In 1954 Grahame married her third husband Cy Howard, then best known for the radio, tv and movie versions of My Friend Irma. The union was over by 1957. Then, in 1958, a momentous development in her private life which affected her professional one. She began a serious relationship with her former stepson, Anthony “Tony” Ray. The pair were married in 1960; it was not publicized until 1962, although certainly people in the film industry knew and disapproved, for her last movie role for quite some time was in Odds Against Tomorrow (1959). The relationship naturally raised eyebrows and set tongues wagging. Nicholas Ray alleged that it had begun when Tony was a teenager, and was a factor in the pair’s divorce, although Grahame denied it. It was a major scandal. (Oddly, I don’t remember anyone bringing it up during the Woody Allen and Soon-Yi mishigas three decades later). In 1964, Grahame was treated for depression with electro schock therapy. While she worked frequently on television, her only movie of the ’60s was the Chuck Connor western Ride Beyond Vengeance (1966).

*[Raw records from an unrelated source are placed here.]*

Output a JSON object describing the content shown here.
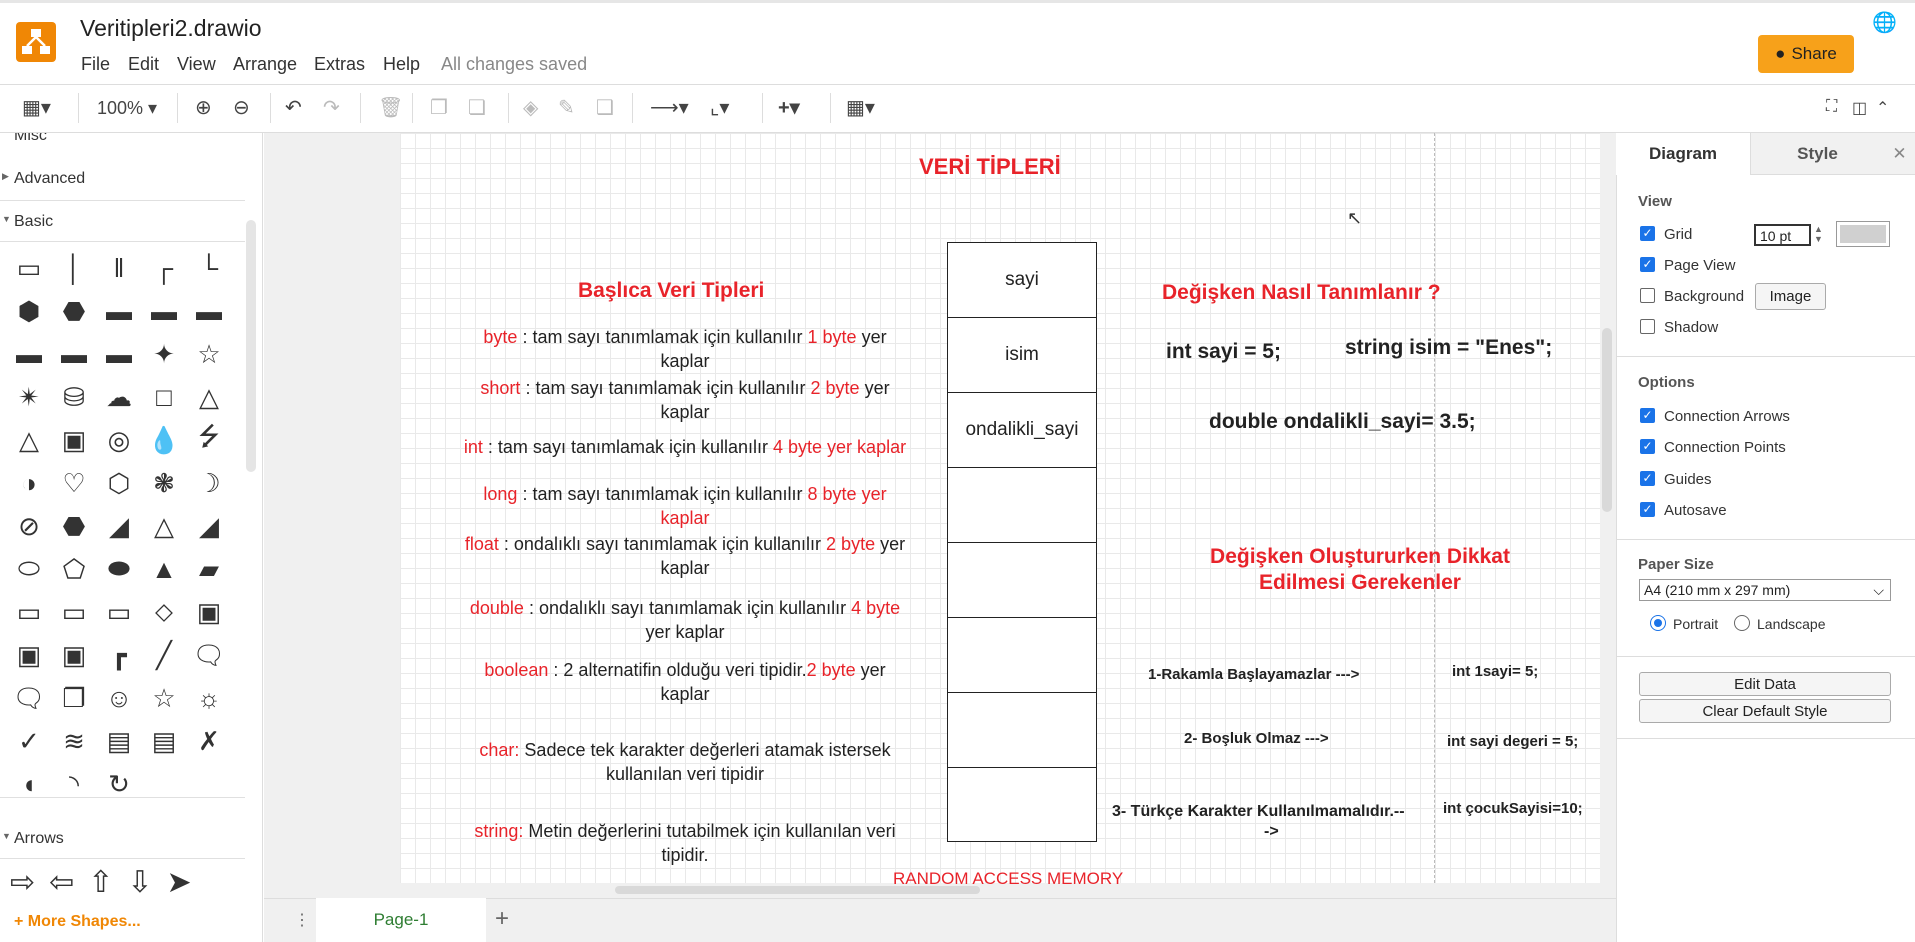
{
  "app": {
    "title": "Veritipleri2.drawio",
    "menu": [
      "File",
      "Edit",
      "View",
      "Arrange",
      "Extras",
      "Help"
    ],
    "status": "All changes saved",
    "share_label": "Share"
  },
  "toolbar": {
    "zoom": "100%"
  },
  "left_panel": {
    "sections": [
      "Misc",
      "Advanced",
      "Basic",
      "Arrows"
    ],
    "more_shapes": "+ More Shapes..."
  },
  "diagram": {
    "title": "VERİ TİPLERİ",
    "left_heading": "Başlıca Veri Tipleri",
    "types": [
      {
        "name": "byte",
        "line1": " : tam sayı tanımlamak için kullanılır ",
        "size": "1 byte",
        "line1b": " yer",
        "line2": "kaplar"
      },
      {
        "name": "short",
        "line1": " : tam sayı tanımlamak için kullanılır ",
        "size": "2 byte",
        "line1b": " yer",
        "line2": "kaplar"
      },
      {
        "name": "int",
        "line1": " : tam sayı tanımlamak için kullanılır ",
        "size": "4 byte yer kaplar",
        "line1b": "",
        "line2": ""
      },
      {
        "name": "long",
        "line1": " : tam sayı tanımlamak için kullanılır ",
        "size": "8 byte yer",
        "line1b": "",
        "line2": "kaplar"
      },
      {
        "name": "float",
        "line1": " : ondalıklı sayı tanımlamak için kullanılır ",
        "size": "2 byte",
        "line1b": " yer",
        "line2": "kaplar"
      },
      {
        "name": "double",
        "line1": " : ondalıklı sayı tanımlamak için kullanılır ",
        "size": "4 byte",
        "line1b": "",
        "line2": "yer kaplar"
      },
      {
        "name": "boolean",
        "line1": " : 2 alternatifin olduğu veri tipidir.",
        "size": "2 byte",
        "line1b": " yer",
        "line2": "kaplar"
      },
      {
        "name": "char:",
        "line1": " Sadece tek karakter değerleri atamak istersek",
        "size": "",
        "line1b": "",
        "line2": "kullanılan veri tipidir"
      },
      {
        "name": "string:",
        "line1": " Metin değerlerini tutabilmek için kullanılan veri",
        "size": "",
        "line1b": "",
        "line2": "tipidir."
      }
    ],
    "ram_cells": [
      "sayi",
      "isim",
      "ondalikli_sayi",
      "",
      "",
      "",
      "",
      ""
    ],
    "ram_label": "RANDOM ACCESS MEMORY",
    "right_heading": "Değişken Nasıl Tanımlanır ?",
    "code1": "int sayi = 5;",
    "code2": "string isim = \"Enes\";",
    "code3": "double ondalikli_sayi= 3.5;",
    "rules_heading_1": "Değişken Oluştururken Dikkat",
    "rules_heading_2": "Edilmesi Gerekenler",
    "rules": [
      {
        "rule": "1-Rakamla Başlayamazlar --->",
        "example": "int 1sayi= 5;"
      },
      {
        "rule": "2- Boşluk Olmaz --->",
        "example": "int sayi degeri = 5;"
      },
      {
        "rule": "3- Türkçe Karakter Kullanılmamalıdır.--",
        "rule2": "->",
        "example": "int çocukSayisi=10;"
      }
    ]
  },
  "page_tab": "Page-1",
  "right_panel": {
    "tabs": [
      "Diagram",
      "Style"
    ],
    "view_label": "View",
    "grid_label": "Grid",
    "grid_size": "10 pt",
    "page_view_label": "Page View",
    "background_label": "Background",
    "image_button": "Image",
    "shadow_label": "Shadow",
    "options_label": "Options",
    "options": [
      "Connection Arrows",
      "Connection Points",
      "Guides",
      "Autosave"
    ],
    "paper_size_label": "Paper Size",
    "paper_size": "A4 (210 mm x 297 mm)",
    "portrait": "Portrait",
    "landscape": "Landscape",
    "edit_data": "Edit Data",
    "clear_style": "Clear Default Style"
  }
}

Thankfully, the last decade of Grahame’s career was pretty wonderful (depending on your taste). There was a lot of schlock, horror and exploitation, but it adds up to a veritable oeuvre. It includes Blood and Lace (1971), Escape (1971), The Todd Killings (1971), Black Noon (1971), Chandler (1971), The Loners (1972), The Magician (1973), The Girl on the Late Late Show (1974) and Mama’s Dirty Girls (1974, as the title character). In 1974 she was diagnosed with breast cancer. Two months later, Ray divorced her. Luckily, she changed her lifestyle, and managed to bring the cancer down to remission. In 1976 she appeared in Mansion of the Doomed, and parts in the tv mini-series Rich Man Poor Man (1976) and Seventh Avenue (1977), then parts in Joan Micklin Silvers Chilly Scenes of Winter (1979) and Jonathan Demme’s Melvin and Howard (1980), among other things. Her last screen credit was an episode of Tales of the Unexpected.

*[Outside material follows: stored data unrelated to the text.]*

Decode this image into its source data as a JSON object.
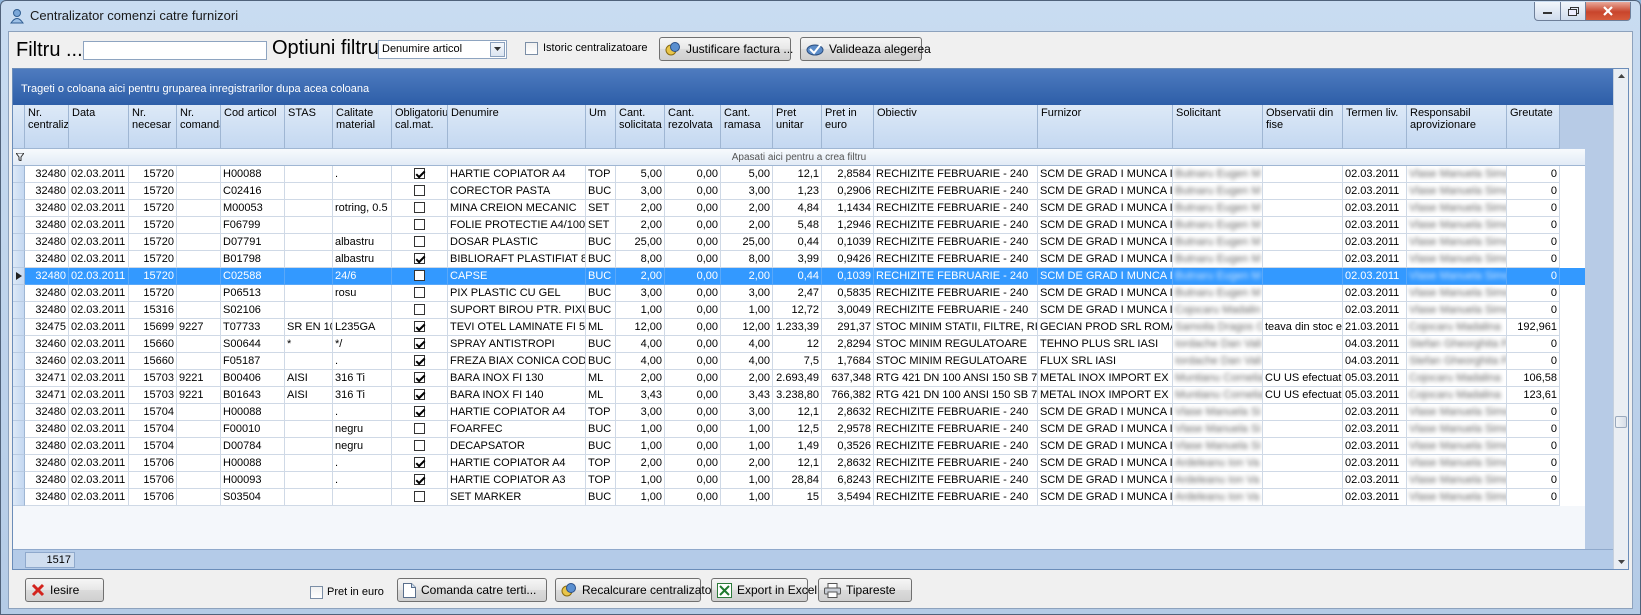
{
  "window": {
    "title": "Centralizator comenzi catre furnizori"
  },
  "toolbar": {
    "filter_label": "Filtru ...",
    "filter_value": "",
    "options_label": "Optiuni filtru",
    "options_selected": "Denumire articol",
    "history_label": "Istoric centralizatoare",
    "justify_label": "Justificare factura ...",
    "validate_label": "Valideaza alegerea"
  },
  "grid": {
    "group_hint": "Trageti o coloana aici pentru gruparea inregistrarilor dupa acea coloana",
    "filter_hint": "Apasati aici pentru a  crea filtru",
    "columns": [
      "Nr. centralizator",
      "Data",
      "Nr. necesar",
      "Nr. comanda",
      "Cod articol",
      "STAS",
      "Calitate material",
      "Obligatoriu cal.mat.",
      "Denumire",
      "Um",
      "Cant. solicitata",
      "Cant. rezolvata",
      "Cant. ramasa",
      "Pret unitar",
      "Pret in euro",
      "Obiectiv",
      "Furnizor",
      "Solicitant",
      "Observatii din fise",
      "Termen liv.",
      "Responsabil aprovizionare",
      "Greutate"
    ],
    "rows": [
      {
        "nr": "32480",
        "data": "02.03.2011",
        "nec": "15720",
        "com": "",
        "cod": "H00088",
        "stas": "",
        "cal": ".",
        "obl": true,
        "den": "HARTIE COPIATOR A4",
        "um": "TOP",
        "sol": "5,00",
        "rez": "0,00",
        "ram": "5,00",
        "pu": "12,1",
        "pe": "2,8584",
        "obi": "RECHIZITE FEBRUARIE - 240",
        "fur": "SCM DE GRAD I MUNCA I",
        "sli": "Butnaru Eugen M",
        "obs": "",
        "ter": "02.03.2011",
        "res": "Vlase Manuela Simona",
        "gre": "0"
      },
      {
        "nr": "32480",
        "data": "02.03.2011",
        "nec": "15720",
        "com": "",
        "cod": "C02416",
        "stas": "",
        "cal": "",
        "obl": false,
        "den": "CORECTOR PASTA",
        "um": "BUC",
        "sol": "3,00",
        "rez": "0,00",
        "ram": "3,00",
        "pu": "1,23",
        "pe": "0,2906",
        "obi": "RECHIZITE FEBRUARIE - 240",
        "fur": "SCM DE GRAD I MUNCA I",
        "sli": "Butnaru Eugen M",
        "obs": "",
        "ter": "02.03.2011",
        "res": "Vlase Manuela Simona",
        "gre": "0"
      },
      {
        "nr": "32480",
        "data": "02.03.2011",
        "nec": "15720",
        "com": "",
        "cod": "M00053",
        "stas": "",
        "cal": "rotring, 0.5 m",
        "obl": false,
        "den": "MINA CREION MECANIC",
        "um": "SET",
        "sol": "2,00",
        "rez": "0,00",
        "ram": "2,00",
        "pu": "4,84",
        "pe": "1,1434",
        "obi": "RECHIZITE FEBRUARIE - 240",
        "fur": "SCM DE GRAD I MUNCA I",
        "sli": "Butnaru Eugen M",
        "obs": "",
        "ter": "02.03.2011",
        "res": "Vlase Manuela Simona",
        "gre": "0"
      },
      {
        "nr": "32480",
        "data": "02.03.2011",
        "nec": "15720",
        "com": "",
        "cod": "F06799",
        "stas": "",
        "cal": "",
        "obl": false,
        "den": "FOLIE PROTECTIE A4/100",
        "um": "SET",
        "sol": "2,00",
        "rez": "0,00",
        "ram": "2,00",
        "pu": "5,48",
        "pe": "1,2946",
        "obi": "RECHIZITE FEBRUARIE - 240",
        "fur": "SCM DE GRAD I MUNCA I",
        "sli": "Butnaru Eugen M",
        "obs": "",
        "ter": "02.03.2011",
        "res": "Vlase Manuela Simona",
        "gre": "0"
      },
      {
        "nr": "32480",
        "data": "02.03.2011",
        "nec": "15720",
        "com": "",
        "cod": "D07791",
        "stas": "",
        "cal": "albastru",
        "obl": false,
        "den": "DOSAR PLASTIC",
        "um": "BUC",
        "sol": "25,00",
        "rez": "0,00",
        "ram": "25,00",
        "pu": "0,44",
        "pe": "0,1039",
        "obi": "RECHIZITE FEBRUARIE - 240",
        "fur": "SCM DE GRAD I MUNCA I",
        "sli": "Butnaru Eugen M",
        "obs": "",
        "ter": "02.03.2011",
        "res": "Vlase Manuela Simona",
        "gre": "0"
      },
      {
        "nr": "32480",
        "data": "02.03.2011",
        "nec": "15720",
        "com": "",
        "cod": "B01798",
        "stas": "",
        "cal": "albastru",
        "obl": true,
        "den": "BIBLIORAFT PLASTIFIAT 8",
        "um": "BUC",
        "sol": "8,00",
        "rez": "0,00",
        "ram": "8,00",
        "pu": "3,99",
        "pe": "0,9426",
        "obi": "RECHIZITE FEBRUARIE - 240",
        "fur": "SCM DE GRAD I MUNCA I",
        "sli": "Butnaru Eugen M",
        "obs": "",
        "ter": "02.03.2011",
        "res": "Vlase Manuela Simona",
        "gre": "0"
      },
      {
        "nr": "32480",
        "data": "02.03.2011",
        "nec": "15720",
        "com": "",
        "cod": "C02588",
        "stas": "",
        "cal": "24/6",
        "obl": false,
        "den": "CAPSE",
        "um": "BUC",
        "sol": "2,00",
        "rez": "0,00",
        "ram": "2,00",
        "pu": "0,44",
        "pe": "0,1039",
        "obi": "RECHIZITE FEBRUARIE - 240",
        "fur": "SCM DE GRAD I MUNCA I",
        "sli": "Butnaru Eugen M",
        "obs": "",
        "ter": "02.03.2011",
        "res": "Vlase Manuela Simona",
        "gre": "0",
        "sel": true
      },
      {
        "nr": "32480",
        "data": "02.03.2011",
        "nec": "15720",
        "com": "",
        "cod": "P06513",
        "stas": "",
        "cal": "rosu",
        "obl": false,
        "den": "PIX PLASTIC CU GEL",
        "um": "BUC",
        "sol": "3,00",
        "rez": "0,00",
        "ram": "3,00",
        "pu": "2,47",
        "pe": "0,5835",
        "obi": "RECHIZITE FEBRUARIE - 240",
        "fur": "SCM DE GRAD I MUNCA I",
        "sli": "Butnaru Eugen M",
        "obs": "",
        "ter": "02.03.2011",
        "res": "Vlase Manuela Simona",
        "gre": "0"
      },
      {
        "nr": "32480",
        "data": "02.03.2011",
        "nec": "15316",
        "com": "",
        "cod": "S02106",
        "stas": "",
        "cal": "",
        "obl": false,
        "den": "SUPORT BIROU PTR. PIXU",
        "um": "BUC",
        "sol": "1,00",
        "rez": "0,00",
        "ram": "1,00",
        "pu": "12,72",
        "pe": "3,0049",
        "obi": "RECHIZITE FEBRUARIE - 240",
        "fur": "SCM DE GRAD I MUNCA I",
        "sli": "Cojocaru Madalin",
        "obs": "",
        "ter": "02.03.2011",
        "res": "Vlase Manuela Simona",
        "gre": "0"
      },
      {
        "nr": "32475",
        "data": "02.03.2011",
        "nec": "15699",
        "com": "9227",
        "cod": "T07733",
        "stas": "SR EN 10",
        "cal": "L235GA",
        "obl": true,
        "den": "TEVI OTEL LAMINATE FI 5",
        "um": "ML",
        "sol": "12,00",
        "rez": "0,00",
        "ram": "12,00",
        "pu": "1.233,39",
        "pe": "291,37",
        "obi": "STOC MINIM STATII, FILTRE, RI",
        "fur": "GECIAN PROD SRL ROMA",
        "sli": "Samoila Dragos C",
        "obs": "teava din stoc e",
        "ter": "21.03.2011",
        "res": "Cojocaru Madalina",
        "gre": "192,961"
      },
      {
        "nr": "32460",
        "data": "02.03.2011",
        "nec": "15660",
        "com": "",
        "cod": "S00644",
        "stas": "*",
        "cal": "*/",
        "obl": true,
        "den": "SPRAY ANTISTROPI",
        "um": "BUC",
        "sol": "4,00",
        "rez": "0,00",
        "ram": "4,00",
        "pu": "12",
        "pe": "2,8294",
        "obi": "STOC MINIM REGULATOARE",
        "fur": "TEHNO PLUS SRL IASI",
        "sli": "Iordache Dan Vali",
        "obs": "",
        "ter": "04.03.2011",
        "res": "Stefan Gheorghita Fl",
        "gre": "0"
      },
      {
        "nr": "32460",
        "data": "02.03.2011",
        "nec": "15660",
        "com": "",
        "cod": "F05187",
        "stas": "",
        "cal": ".",
        "obl": true,
        "den": "FREZA BIAX CONICA COD",
        "um": "BUC",
        "sol": "4,00",
        "rez": "0,00",
        "ram": "4,00",
        "pu": "7,5",
        "pe": "1,7684",
        "obi": "STOC MINIM REGULATOARE",
        "fur": "FLUX SRL IASI",
        "sli": "Iordache Dan Vali",
        "obs": "",
        "ter": "04.03.2011",
        "res": "Stefan Gheorghita Fl",
        "gre": "0"
      },
      {
        "nr": "32471",
        "data": "02.03.2011",
        "nec": "15703",
        "com": "9221",
        "cod": "B00406",
        "stas": "AISI",
        "cal": "316 Ti",
        "obl": true,
        "den": "BARA INOX FI 130",
        "um": "ML",
        "sol": "2,00",
        "rez": "0,00",
        "ram": "2,00",
        "pu": "2.693,49",
        "pe": "637,348",
        "obi": "RTG 421 DN 100 ANSI 150 SB 7",
        "fur": "METAL INOX IMPORT EX",
        "sli": "Muntianu Cornelia",
        "obs": "CU US efectuat",
        "ter": "05.03.2011",
        "res": "Cojocaru Madalina",
        "gre": "106,58"
      },
      {
        "nr": "32471",
        "data": "02.03.2011",
        "nec": "15703",
        "com": "9221",
        "cod": "B01643",
        "stas": "AISI",
        "cal": "316 Ti",
        "obl": true,
        "den": "BARA INOX FI 140",
        "um": "ML",
        "sol": "3,43",
        "rez": "0,00",
        "ram": "3,43",
        "pu": "3.238,80",
        "pe": "766,382",
        "obi": "RTG 421 DN 100 ANSI 150 SB 7",
        "fur": "METAL INOX IMPORT EX",
        "sli": "Muntianu Cornelia",
        "obs": "CU US efectuat",
        "ter": "05.03.2011",
        "res": "Cojocaru Madalina",
        "gre": "123,61"
      },
      {
        "nr": "32480",
        "data": "02.03.2011",
        "nec": "15704",
        "com": "",
        "cod": "H00088",
        "stas": "",
        "cal": ".",
        "obl": true,
        "den": "HARTIE COPIATOR A4",
        "um": "TOP",
        "sol": "3,00",
        "rez": "0,00",
        "ram": "3,00",
        "pu": "12,1",
        "pe": "2,8632",
        "obi": "RECHIZITE FEBRUARIE - 240",
        "fur": "SCM DE GRAD I MUNCA I",
        "sli": "Vlase Manuela Si",
        "obs": "",
        "ter": "02.03.2011",
        "res": "Vlase Manuela Simona",
        "gre": "0"
      },
      {
        "nr": "32480",
        "data": "02.03.2011",
        "nec": "15704",
        "com": "",
        "cod": "F00010",
        "stas": "",
        "cal": "negru",
        "obl": false,
        "den": "FOARFEC",
        "um": "BUC",
        "sol": "1,00",
        "rez": "0,00",
        "ram": "1,00",
        "pu": "12,5",
        "pe": "2,9578",
        "obi": "RECHIZITE FEBRUARIE - 240",
        "fur": "SCM DE GRAD I MUNCA I",
        "sli": "Vlase Manuela Si",
        "obs": "",
        "ter": "02.03.2011",
        "res": "Vlase Manuela Simona",
        "gre": "0"
      },
      {
        "nr": "32480",
        "data": "02.03.2011",
        "nec": "15704",
        "com": "",
        "cod": "D00784",
        "stas": "",
        "cal": "negru",
        "obl": false,
        "den": "DECAPSATOR",
        "um": "BUC",
        "sol": "1,00",
        "rez": "0,00",
        "ram": "1,00",
        "pu": "1,49",
        "pe": "0,3526",
        "obi": "RECHIZITE FEBRUARIE - 240",
        "fur": "SCM DE GRAD I MUNCA I",
        "sli": "Vlase Manuela Si",
        "obs": "",
        "ter": "02.03.2011",
        "res": "Vlase Manuela Simona",
        "gre": "0"
      },
      {
        "nr": "32480",
        "data": "02.03.2011",
        "nec": "15706",
        "com": "",
        "cod": "H00088",
        "stas": "",
        "cal": ".",
        "obl": true,
        "den": "HARTIE COPIATOR A4",
        "um": "TOP",
        "sol": "2,00",
        "rez": "0,00",
        "ram": "2,00",
        "pu": "12,1",
        "pe": "2,8632",
        "obi": "RECHIZITE FEBRUARIE - 240",
        "fur": "SCM DE GRAD I MUNCA I",
        "sli": "Ardeleanu Ion Va",
        "obs": "",
        "ter": "02.03.2011",
        "res": "Vlase Manuela Simona",
        "gre": "0"
      },
      {
        "nr": "32480",
        "data": "02.03.2011",
        "nec": "15706",
        "com": "",
        "cod": "H00093",
        "stas": "",
        "cal": ".",
        "obl": true,
        "den": "HARTIE COPIATOR A3",
        "um": "TOP",
        "sol": "1,00",
        "rez": "0,00",
        "ram": "1,00",
        "pu": "28,84",
        "pe": "6,8243",
        "obi": "RECHIZITE FEBRUARIE - 240",
        "fur": "SCM DE GRAD I MUNCA I",
        "sli": "Ardeleanu Ion Va",
        "obs": "",
        "ter": "02.03.2011",
        "res": "Vlase Manuela Simona",
        "gre": "0"
      },
      {
        "nr": "32480",
        "data": "02.03.2011",
        "nec": "15706",
        "com": "",
        "cod": "S03504",
        "stas": "",
        "cal": "",
        "obl": false,
        "den": "SET MARKER",
        "um": "BUC",
        "sol": "1,00",
        "rez": "0,00",
        "ram": "1,00",
        "pu": "15",
        "pe": "3,5494",
        "obi": "RECHIZITE FEBRUARIE - 240",
        "fur": "SCM DE GRAD I MUNCA I",
        "sli": "Ardeleanu Ion Va",
        "obs": "",
        "ter": "02.03.2011",
        "res": "Vlase Manuela Simona",
        "gre": "0"
      }
    ],
    "record_count": "1517"
  },
  "bottom": {
    "exit_label": "Iesire",
    "euro_label": "Pret in euro",
    "order_label": "Comanda catre terti...",
    "recalc_label": "Recalcurare centralizator",
    "export_label": "Export in Excel",
    "print_label": "Tipareste"
  }
}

Grahame’s last relationship was with an actor named Peter Turner, who wrote a memoir about their December-May romance with the dreadul title Film Stars Don’t Die in Liverpool, later made into a 2017 film starring Annette Bening (EXCELLENT casting!) Sadly, Grahame’s cancer recurred with a vengeance in 1981, taking her from us at the young age of 57. It would have been nice to have had another two or three decades of that one.